The first of these stories were great, and showed some real talent, but the last part of this story really took away the interest I had developed in this one. A one star is all I could give this last story, all the others were five star quality worthy.
I can't believe it. After ch.1 this tale became something that I have no interest whatsoever. So I won't give it a rating.
"I want to become a total woman."
Hmm.
Makes me think of cars. I restore antique autos, and I'm pretty good at it. Whenever possible, I try to use original parts, but there are times I'm forced to use replacements. The new stuff fits, but it's not original, and thus detracts from the value. Now, if I were restoring an old Ford, I doubt I'd use a lot of Chevy parts on it. I could replace everything but the frame and change the original into something recognizable as a Chevy, but it was born a Ford, it'll die a Ford, and no collector or investor would give it the time of day. Point being, if you're born a man, you'll die one, at least biologically, and all the "parts" you remove or install in the meantime doesn't change a damned thing. And if that doesn't get the point across sufficiently to the author, let me put it this way....you can take a beautiful plate, put a steaming pile of dogshit on it, surround it with attractive and tasty garnish, but when you're done, it's STILL a pile of dogshit!
I hate it when authors don't finish a story or leave us hanging. Do what real writers do: make an outline BEFORE proceeding. As is, it was a waste of time reading.

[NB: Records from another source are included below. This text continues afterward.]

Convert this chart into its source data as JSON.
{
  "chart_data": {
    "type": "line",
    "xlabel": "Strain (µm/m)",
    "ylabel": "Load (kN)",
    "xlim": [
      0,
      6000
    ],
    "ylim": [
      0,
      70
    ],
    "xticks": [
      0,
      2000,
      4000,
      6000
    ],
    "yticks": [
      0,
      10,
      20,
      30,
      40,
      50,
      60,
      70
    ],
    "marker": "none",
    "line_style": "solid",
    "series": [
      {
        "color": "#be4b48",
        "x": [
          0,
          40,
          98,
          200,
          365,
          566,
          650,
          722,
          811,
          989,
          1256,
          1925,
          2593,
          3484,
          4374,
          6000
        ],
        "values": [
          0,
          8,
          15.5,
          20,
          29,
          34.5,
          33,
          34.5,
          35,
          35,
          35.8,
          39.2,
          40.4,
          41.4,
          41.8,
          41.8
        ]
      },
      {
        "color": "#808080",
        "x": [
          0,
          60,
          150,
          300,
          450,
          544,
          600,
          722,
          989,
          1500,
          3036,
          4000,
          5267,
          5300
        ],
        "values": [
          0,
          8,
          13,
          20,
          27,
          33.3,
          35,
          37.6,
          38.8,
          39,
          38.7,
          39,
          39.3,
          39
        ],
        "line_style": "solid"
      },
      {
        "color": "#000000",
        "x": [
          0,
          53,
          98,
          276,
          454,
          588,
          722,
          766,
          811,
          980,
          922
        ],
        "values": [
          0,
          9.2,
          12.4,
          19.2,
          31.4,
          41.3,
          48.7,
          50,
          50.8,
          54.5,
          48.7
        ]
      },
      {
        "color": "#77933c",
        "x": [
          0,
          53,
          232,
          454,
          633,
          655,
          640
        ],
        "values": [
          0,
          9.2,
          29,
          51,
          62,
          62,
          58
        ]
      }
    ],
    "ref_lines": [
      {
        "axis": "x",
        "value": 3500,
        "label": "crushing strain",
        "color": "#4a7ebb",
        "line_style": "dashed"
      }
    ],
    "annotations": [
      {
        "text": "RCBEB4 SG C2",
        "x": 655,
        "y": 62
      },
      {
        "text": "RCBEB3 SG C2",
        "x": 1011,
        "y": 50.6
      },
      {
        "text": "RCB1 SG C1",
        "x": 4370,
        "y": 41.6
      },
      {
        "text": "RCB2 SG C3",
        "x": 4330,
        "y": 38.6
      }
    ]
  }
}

Good, bad or horrible (this last part was horrible) when you leave a story unfinished, you get no stars.
Said Willie.
Said Luke.
Willi said.
Said Sean.
Poorly written drivel.
I really don't understand this last chapter. It seems the only real woman in this one is Lelia.unless you suddenly changed her into a dude as well. It's like you just went off into lala land where everyone used to have a penis. I get the whole Sean punishment, but what is with all this other crap? Yea I'm probably not gonna rate this one very high since I didn't even finish it. Good luck with your writing though.
Samantha went straight to the police. The silly bitch "mistress" went to prison. Glad you stopped posting. Ridiculous drivel.
The first three chapter were good. Then, it turns into a creepy transexual horror story. Luke tosses out Lelia for having sexual relations with Sean and now is OK with swinging. Lelia is bored with Luke after three years? Chapter 4 just doesn't connect to the previous three.
Good enough story until this chapter. Down the rabbit hole for sure.
The first three chapters were not too bad. A little simplistic maybe, and very formulaic. But not bad. The fourth chapter was off the rails, in my opinion. And judging by his description of its use, the author obviously doesn’t know jack shit about “det cord”. I realize it’s fiction, but if you’re going to describe a tool, you shouldn’t call it a hammer and make it function like a crescent wrench. I’m just saying, at least keep it believable.
The first three were good, but you're off my area of interest now. Thanks, but I'm out.
All of this shit for him to share her, really????
This story went south from that point. I can see why it was never continued.
Score has plummeted from that point.
It is now 2/5
sucks as usual. stopped reading early on.
Note:
Woman is singular;
Women is plural...
FACT: NONE of them were good!
Being ex military I found the story to be absurd but it was a great fantasy read.